Fischer’s talk was delivered to a standing-room-only audience of over 125 people in MIT’s lecture hall 1-190. The event was jointly sponsored by MIT’s Undergraduate Economics Association and the Finance and Policy Club of the MIT Sloan School of Management.
Fischer was introduced by James A. Poterba, the Mitsui Professor of Economics at MIT, who called Fischer a “remarkably effective policymaker” and “an incredibly thoughtful and informed source of wisdom about how to think through policy challenges.”
At MIT, Poterba added, Fischer made his mark “not just as a stellar researcher, but as one of the absolute clearest teachers and most successful mentors of graduate students and undergraduates alike.” Poterba added that Fischer was known for the quality of his lectures in MIT’s course 14.02 (Principles of Macroeconomics): “People used to hang from the rafters just to get into Stan’s 14.02 lectures.”
Fischer was also the principal PhD thesis adviser of Ben Bernanke PhD ’79, chair of the U.S. Federal Reserve from 2006 to 2014.
In his remarks, Fischer also talked about gender issues in central banking. He noted that Yellen, whom he called an “excellent economist,” would prepare intensively for four or five days ahead of public Fed meetings. After a while, he suggested to Yellen that her performance would be equally good with less prep time, noting her strong record of the last two years. However, Yellen told him, “I’ve always done that. I’ve always prepared absolutely fully.” In part, Fischer suggested, Yellen thought the attention she might draw for a public misstatement, as the first woman to chair the Fed, would be considerable.
Fischer later raised the subject with Christine Lagarde, head of the International Monetary Fund, who will become next chair of the European Central Bank in November and had a similar perspective. As Fischer recalled, Lagarde told him, “You men simply don’t understand the pressure that is on women in the public sector. We know if we make a mistake, we will be fried. Whereas if a man makes a mistake, no one gets very excited.”
Fischer also talked in some detail about his work as governor of the Bank of Israel – equivalent to the role of Fed chair – where he introduced a monetary policy committee, among other reforms intended to diffuse the governor’s power.
The idea, Fischer said, “was to precisely change the model of the single decision-maker.” By intentionally giving himself less power, he added, jokingly, “I was very idealistic, or stupid, or both.” But he felt the change would align Israel with the practice of allowing more voices into the process of setting rates – where a lot of information must be processed and multiple interpretations of data can arise, making extensive discussion useful.
Expanding the Bank of Israel’s administration required some additional investment, Fischer noted, drawing laughs by observing, “What you can’t say as a central banker is, ‘We don’t have the money.’ [In fact,] you have all the money you can print.”
In Israel, Fischer faced unusual economic conditions: Israel made it through the financial crisis relatively unscathed but faced a resulting inflow of global capital and had to work to keep economic conditions relatively stable.
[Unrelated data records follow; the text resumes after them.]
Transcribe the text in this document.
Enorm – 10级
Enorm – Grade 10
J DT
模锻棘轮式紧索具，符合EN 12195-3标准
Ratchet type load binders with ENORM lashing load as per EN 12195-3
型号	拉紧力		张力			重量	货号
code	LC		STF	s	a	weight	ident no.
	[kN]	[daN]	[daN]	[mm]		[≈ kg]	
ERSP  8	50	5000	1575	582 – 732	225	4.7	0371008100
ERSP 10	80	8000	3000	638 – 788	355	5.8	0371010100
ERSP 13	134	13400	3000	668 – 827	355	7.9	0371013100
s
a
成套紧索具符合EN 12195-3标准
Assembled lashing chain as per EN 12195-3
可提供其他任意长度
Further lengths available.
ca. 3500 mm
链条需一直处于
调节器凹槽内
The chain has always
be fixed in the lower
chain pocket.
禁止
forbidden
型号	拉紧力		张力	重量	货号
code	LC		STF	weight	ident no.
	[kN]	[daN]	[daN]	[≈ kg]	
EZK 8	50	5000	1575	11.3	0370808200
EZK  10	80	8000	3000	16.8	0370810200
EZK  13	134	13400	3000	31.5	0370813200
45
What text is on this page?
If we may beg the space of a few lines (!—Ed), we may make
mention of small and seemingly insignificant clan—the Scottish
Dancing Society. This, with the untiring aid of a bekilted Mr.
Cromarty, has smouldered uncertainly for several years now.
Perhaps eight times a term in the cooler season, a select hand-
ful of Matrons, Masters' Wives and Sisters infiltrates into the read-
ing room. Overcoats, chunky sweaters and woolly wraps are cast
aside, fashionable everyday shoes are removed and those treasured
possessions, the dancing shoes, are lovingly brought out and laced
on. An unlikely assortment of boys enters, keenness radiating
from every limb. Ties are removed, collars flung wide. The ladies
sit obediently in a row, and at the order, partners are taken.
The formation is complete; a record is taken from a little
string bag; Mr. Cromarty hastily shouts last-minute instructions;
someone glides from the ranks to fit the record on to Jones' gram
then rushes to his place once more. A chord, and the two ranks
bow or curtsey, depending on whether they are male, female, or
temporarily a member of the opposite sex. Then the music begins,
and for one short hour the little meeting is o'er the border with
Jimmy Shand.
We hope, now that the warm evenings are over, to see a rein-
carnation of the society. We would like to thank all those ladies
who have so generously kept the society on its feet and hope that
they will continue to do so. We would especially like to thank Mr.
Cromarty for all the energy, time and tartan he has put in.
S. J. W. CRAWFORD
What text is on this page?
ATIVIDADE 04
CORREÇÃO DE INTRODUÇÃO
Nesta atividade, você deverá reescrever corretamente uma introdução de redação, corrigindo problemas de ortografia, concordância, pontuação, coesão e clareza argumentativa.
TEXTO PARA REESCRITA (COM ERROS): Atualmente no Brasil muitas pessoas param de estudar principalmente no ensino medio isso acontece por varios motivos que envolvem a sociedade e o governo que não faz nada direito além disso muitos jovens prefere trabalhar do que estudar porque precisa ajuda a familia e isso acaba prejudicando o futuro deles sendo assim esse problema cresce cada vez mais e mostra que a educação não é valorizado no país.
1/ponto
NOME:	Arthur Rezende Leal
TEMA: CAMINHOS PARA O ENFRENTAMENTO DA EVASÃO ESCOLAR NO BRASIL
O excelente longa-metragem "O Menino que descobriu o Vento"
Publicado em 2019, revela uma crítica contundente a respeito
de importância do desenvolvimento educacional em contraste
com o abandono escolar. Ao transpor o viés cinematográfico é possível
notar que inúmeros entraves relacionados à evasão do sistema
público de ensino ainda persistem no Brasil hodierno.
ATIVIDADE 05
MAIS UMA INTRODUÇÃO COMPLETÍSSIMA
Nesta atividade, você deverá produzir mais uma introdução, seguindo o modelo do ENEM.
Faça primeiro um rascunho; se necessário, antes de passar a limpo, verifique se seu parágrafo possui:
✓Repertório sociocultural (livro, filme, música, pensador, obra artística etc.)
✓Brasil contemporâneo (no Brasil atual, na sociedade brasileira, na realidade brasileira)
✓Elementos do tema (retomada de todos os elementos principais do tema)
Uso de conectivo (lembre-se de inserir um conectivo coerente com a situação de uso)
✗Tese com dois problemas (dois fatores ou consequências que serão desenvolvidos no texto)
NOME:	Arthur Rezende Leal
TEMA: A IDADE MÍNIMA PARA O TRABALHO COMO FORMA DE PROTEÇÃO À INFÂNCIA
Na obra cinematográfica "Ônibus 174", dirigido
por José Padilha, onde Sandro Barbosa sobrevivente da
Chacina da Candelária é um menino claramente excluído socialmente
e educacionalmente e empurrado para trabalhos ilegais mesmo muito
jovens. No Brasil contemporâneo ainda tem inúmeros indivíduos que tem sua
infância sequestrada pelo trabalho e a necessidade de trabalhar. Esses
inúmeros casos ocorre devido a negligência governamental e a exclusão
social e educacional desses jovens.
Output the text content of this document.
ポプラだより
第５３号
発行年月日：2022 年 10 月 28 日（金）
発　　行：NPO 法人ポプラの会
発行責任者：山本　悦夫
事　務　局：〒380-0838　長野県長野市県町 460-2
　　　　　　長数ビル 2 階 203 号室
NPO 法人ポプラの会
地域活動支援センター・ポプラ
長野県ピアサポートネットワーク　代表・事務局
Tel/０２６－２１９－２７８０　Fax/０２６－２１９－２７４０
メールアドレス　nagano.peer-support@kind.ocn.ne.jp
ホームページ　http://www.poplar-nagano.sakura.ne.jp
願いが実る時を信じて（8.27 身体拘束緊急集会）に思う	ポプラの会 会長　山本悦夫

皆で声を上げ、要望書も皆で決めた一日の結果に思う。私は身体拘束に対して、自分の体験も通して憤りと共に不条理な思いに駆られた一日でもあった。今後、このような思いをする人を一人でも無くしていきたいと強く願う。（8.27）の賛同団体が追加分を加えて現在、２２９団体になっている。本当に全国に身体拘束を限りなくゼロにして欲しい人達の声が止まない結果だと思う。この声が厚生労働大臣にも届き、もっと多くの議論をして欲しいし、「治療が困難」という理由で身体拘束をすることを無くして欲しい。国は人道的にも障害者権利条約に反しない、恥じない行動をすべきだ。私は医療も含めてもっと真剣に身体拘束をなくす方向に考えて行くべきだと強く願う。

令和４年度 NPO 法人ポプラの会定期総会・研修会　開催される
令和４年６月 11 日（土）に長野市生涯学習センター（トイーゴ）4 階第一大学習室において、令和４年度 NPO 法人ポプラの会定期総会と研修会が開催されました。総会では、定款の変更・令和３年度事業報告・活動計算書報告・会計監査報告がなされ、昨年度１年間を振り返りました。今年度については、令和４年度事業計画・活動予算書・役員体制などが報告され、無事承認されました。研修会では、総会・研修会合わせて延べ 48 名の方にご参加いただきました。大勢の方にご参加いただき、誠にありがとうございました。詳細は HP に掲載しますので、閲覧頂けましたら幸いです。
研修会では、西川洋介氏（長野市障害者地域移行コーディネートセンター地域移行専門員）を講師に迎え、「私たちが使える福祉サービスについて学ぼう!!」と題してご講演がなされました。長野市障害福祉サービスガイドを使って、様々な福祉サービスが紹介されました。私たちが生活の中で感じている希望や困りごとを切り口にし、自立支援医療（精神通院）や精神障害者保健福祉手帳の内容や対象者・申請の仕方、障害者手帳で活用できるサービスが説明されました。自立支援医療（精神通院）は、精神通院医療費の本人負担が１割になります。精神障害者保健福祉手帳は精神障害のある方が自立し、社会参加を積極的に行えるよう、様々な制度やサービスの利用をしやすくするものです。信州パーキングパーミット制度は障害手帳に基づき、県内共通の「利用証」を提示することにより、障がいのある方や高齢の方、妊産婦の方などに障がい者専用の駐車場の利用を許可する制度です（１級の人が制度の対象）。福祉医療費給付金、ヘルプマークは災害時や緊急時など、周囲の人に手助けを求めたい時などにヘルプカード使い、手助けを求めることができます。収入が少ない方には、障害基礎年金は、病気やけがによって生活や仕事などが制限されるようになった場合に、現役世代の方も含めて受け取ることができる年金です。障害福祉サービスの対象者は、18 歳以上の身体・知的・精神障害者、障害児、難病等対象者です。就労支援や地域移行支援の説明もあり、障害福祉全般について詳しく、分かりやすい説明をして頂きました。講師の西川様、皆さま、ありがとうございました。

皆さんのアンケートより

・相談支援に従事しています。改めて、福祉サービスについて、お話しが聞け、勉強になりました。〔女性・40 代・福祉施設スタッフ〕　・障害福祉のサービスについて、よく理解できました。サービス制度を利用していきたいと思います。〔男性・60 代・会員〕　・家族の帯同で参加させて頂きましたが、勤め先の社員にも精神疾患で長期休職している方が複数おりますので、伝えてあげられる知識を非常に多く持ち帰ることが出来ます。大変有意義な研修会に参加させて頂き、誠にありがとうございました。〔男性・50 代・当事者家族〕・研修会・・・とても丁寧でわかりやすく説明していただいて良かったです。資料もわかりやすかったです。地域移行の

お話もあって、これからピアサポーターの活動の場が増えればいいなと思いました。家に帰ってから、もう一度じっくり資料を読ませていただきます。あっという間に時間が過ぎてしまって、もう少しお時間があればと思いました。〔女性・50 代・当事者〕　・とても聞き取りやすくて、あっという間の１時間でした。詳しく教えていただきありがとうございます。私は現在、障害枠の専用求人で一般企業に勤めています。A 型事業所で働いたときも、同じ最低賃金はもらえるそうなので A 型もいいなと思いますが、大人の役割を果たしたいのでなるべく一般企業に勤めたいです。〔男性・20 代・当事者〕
He assessed his own performance in the job as “pretty good.”
Fischer said he thought Yellen’s Fed had been “very successful” at its postcrash efforts at normalization, and noted that its leaders, including himself, spent a significant amount of time examing the prospect of interest rates hitting the “Zero Lower Bound,” beyond which they would become negative. Fischer said he was “stunned” there was not more general public discussion about that issue at the moment.
Noting that he had taken on the governorship of the Bank of Israel with a list of 15 policy goals to accomplish, Fischer also offered some career advice to the audience members, most of whom were MIT students: “If you take a job, it’s a good idea to decide what you want to do there.”